Well, I think part of the problem is that we have an outsized reverence for Classical civilization. That gives some of its images and available allusions huge cultural currency. But most people being predictably unfamiliar with the actual details of the stories they "like" there's a fair amount of revision required to make something that's genuinely appealing to them. You don't tend to see this dynamic as much when a more culturally native story is at issue, like all the hugely successful and relatively straight re-tellings of the Three Kingdoms Era exploits in China. It's easier to make work because they already bring a sensibility to the characters and themes that the audience has actually inherited, instead of the ones it merely wishes it had.
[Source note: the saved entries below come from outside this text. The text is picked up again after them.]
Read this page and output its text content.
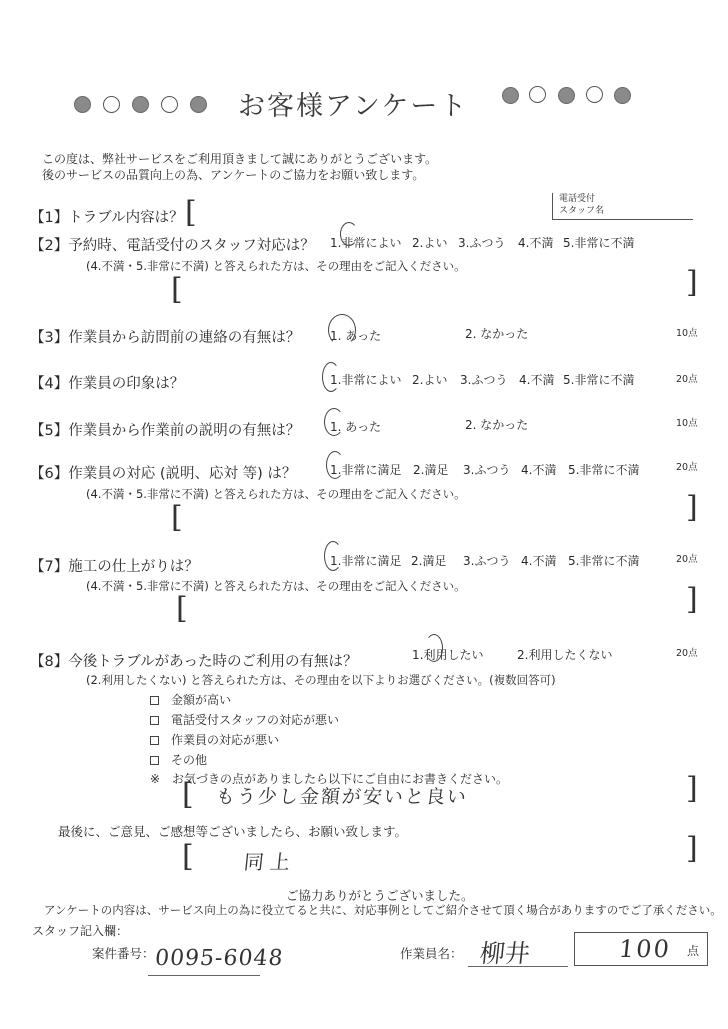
お客様アンケート
この度は、弊社サービスをご利用頂きまして誠にありがとうございます。
後のサービスの品質向上の為、アンケートのご協力をお願い致します。
電話受付
スタッフ名
【1】トラブル内容は？ [
【2】予約時、電話受付のスタッフ対応は？ 1.非常によい 2.よい 3.ふつう 4.不満 5.非常に不満
(4.不満・5.非常に不満) と答えられた方は、その理由をご記入ください。
[	]
【3】作業員から訪問前の連絡の有無は？ 1. あった	2. なかった	10点
【4】作業員の印象は？	1.非常によい 2.よい 3.ふつう 4.不満 5.非常に不満	20点
【5】作業員から作業前の説明の有無は？ 1. あった	2. なかった	10点
【6】作業員の対応 (説明、応対 等) は？	1.非常に満足 2.満足 3.ふつう 4.不満 5.非常に不満	20点
(4.不満・5.非常に不満) と答えられた方は、その理由をご記入ください。
[	]
【7】施工の仕上がりは？	1.非常に満足 2.満足 3.ふつう 4.不満 5.非常に不満	20点
(4.不満・5.非常に不満) と答えられた方は、その理由をご記入ください。
[	]
【8】今後トラブルがあった時のご利用の有無は？	1.利用したい	2.利用したくない	20点
(2.利用したくない) と答えられた方は、その理由を以下よりお選びください。(複数回答可)
金額が高い
電話受付スタッフの対応が悪い
作業員の対応が悪い
その他
※　お気づきの点がありましたら以下にご自由にお書きください。
[ もう少し金額が安いと良い	]
最後に、ご意見、ご感想等ございましたら、お願い致します。
[ 同上	]
ご協力ありがとうございました。
アンケートの内容は、サービス向上の為に役立てると共に、対応事例としてご紹介させて頂く場合がありますのでご了承ください。
スタッフ記入欄：
案件番号： 0095-6048	作業員名： 柳井	100 点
Given the popularity of Spartacus, maybe we can finally get a true-to-the-myths story about the extreme lengths Zeus went to in order to get laid on the down low
The orignal Clash of the Titans is certainly much better than the piece of junk Louis Leterrier called a remake. Even the novelization (by Alan Dean Foster, no less) is pretty good. Edit: Apparently COTT was set to have a sequel in the mid 80s focused on Aeneas, but it never went into production. Really, though, I don't see how the proposed "sequel" could have been called such unless Aeneas was meant to be a descendent of Perseus.
I don't know how many movies there actually are. But there are huge number of long-running television series and comic books and things that just seem to lay out the stories as they happened. Well, "happened" I guess.
In general I grit my teeth every time I see a movie or tv show that tries to ape the look of 300 or the dark rainy bluish look of Underworld, or combine 300 and Underworld into a grungy hybrid comic-myth-horror "style". I'm looking at you, I, Frankenstein. Poor Aaron Eckhart, a talented actor relegated to the roles that not even Karl Urban or Paul Bettany will touch.
It's a good thing that one guy who praises movies everybody hates/hates movies everybody loves has been blacklisted by RT, so it has a chance of staying there.